Perbedaan mendasar dalam filosofi tata kelola ini menjelaskan mengapa Amerika Serikat terus memimpin dalam inovasi global, sementara China sering kali kesulitan untuk mengatasi masalah imitasi dan sengketa hak kekayaan intelektual. Seiring upaya China untuk beralih dari ekonomi berbasis manufaktur ke ekonomi yang digerakkan oleh teknologi dan jasa, tantangan ini menjadi semakin nyata.
Selain itu, pendekatan Tiongkok terhadap perdagangan internasional dan kekayaan intelektual telah menimbulkan kekhawatiran di seluruh dunia. Praktik seperti pencurian kekayaan intelektual dan pemaksaan ekonomi telah membuat hubungan dengan mitra dagang utama menjadi tegang, sehingga berpotensi membahayakan posisi Tiongkok di masyarakat internasional.
Meskipun taktik ini dapat menghasilkan keuntungan ekonomi jangka pendek, taktik ini berisiko merusak kredibilitas dan prospek jangka panjang Tiongkok, terutama di era di mana kepercayaan dan kolaborasi sangat penting bagi keberhasilan ekonomi.
Saat Tiongkok menghadapi tantangan ekonominya saat ini, termasuk gelembung properti yang mengempis dan meningkatnya pengangguran di kalangan pemuda, keterbatasan model ekonominya menjadi semakin sulit diabaikan. Metode tradisional PKT dalam stimulasi ekonomi, seperti belanja infrastruktur dan kebijakan moneter yang longgar, tampaknya semakin tidak memadai untuk mengatasi masalah struktural yang lebih dalam.
Analis berpendapat bahwa tanpa perubahan ke arah model tata kelola yang merangkul lebih banyak kebebasan individu dan kemandirian intelektual, Tiongkok mungkin kesulitan untuk mencapai kemakmuran jangka panjang yang dicarinya.

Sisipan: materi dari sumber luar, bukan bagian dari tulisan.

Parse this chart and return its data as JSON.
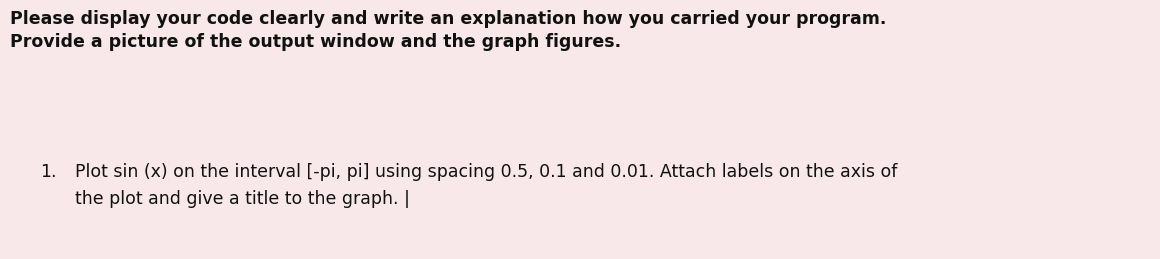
{
  "background_color": "#f9e8ea",
  "line1": "Please display your code clearly and write an explanation how you carried your program.",
  "line2": "Provide a picture of the output window and the graph figures.",
  "item_number": "1.",
  "item_line1": "Plot sin (x) on the interval [-pi, pi] using spacing 0.5, 0.1 and 0.01. Attach labels on the axis of",
  "item_line2": "the plot and give a title to the graph. |",
  "bold_fontsize": 12.5,
  "item_fontsize": 12.5,
  "text_color": "#111111",
  "fig_width": 11.6,
  "fig_height": 2.59,
  "dpi": 100
}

Jalan menuju keberhasilan ekonomi yang berkelanjutan, sebagaimana dibuktikan oleh kekuatan global lainnya, tidak terletak pada kontrol negara yang lebih ketat atau rencana lima tahun yang lebih terperinci, tetapi dalam mengadopsi prinsip-prinsip yang telah terbukti efektif di tempat lain.
Prinsip-prinsip ini mencakup perlindungan hak milik, kebebasan berpikir dan berekspresi, dan supremasi hukum. Namun, merangkul model seperti itu akan membutuhkan perubahan signifikan dalam struktur tata kelola Tiongkok saat ini, sebuah prospek yang tampaknya tidak mungkin mengingat komitmen mendalam PKT untuk mempertahankan kendalinya atas masyarakat.
Tanpa perubahan ini, Tiongkok berisiko terperangkap dalam siklus keuntungan yang semakin berkurang, di mana potensi inovasi dan pertumbuhan terus-menerus terhambat oleh kendala pemerintahan otoriter. Tantangan ekonomi yang membayangi, mulai dari pasar real estat yang merosot hingga meningkatnya ketidakpuasan di kalangan pemuda, menjadi pengingat bahwa model PKT mungkin telah mencapai batasnya. Situasi yang dihadapi Tiongkok merupakan gambaran nyata dari tantangan yang lebih luas dari pemerintahan otoriter di dunia modern.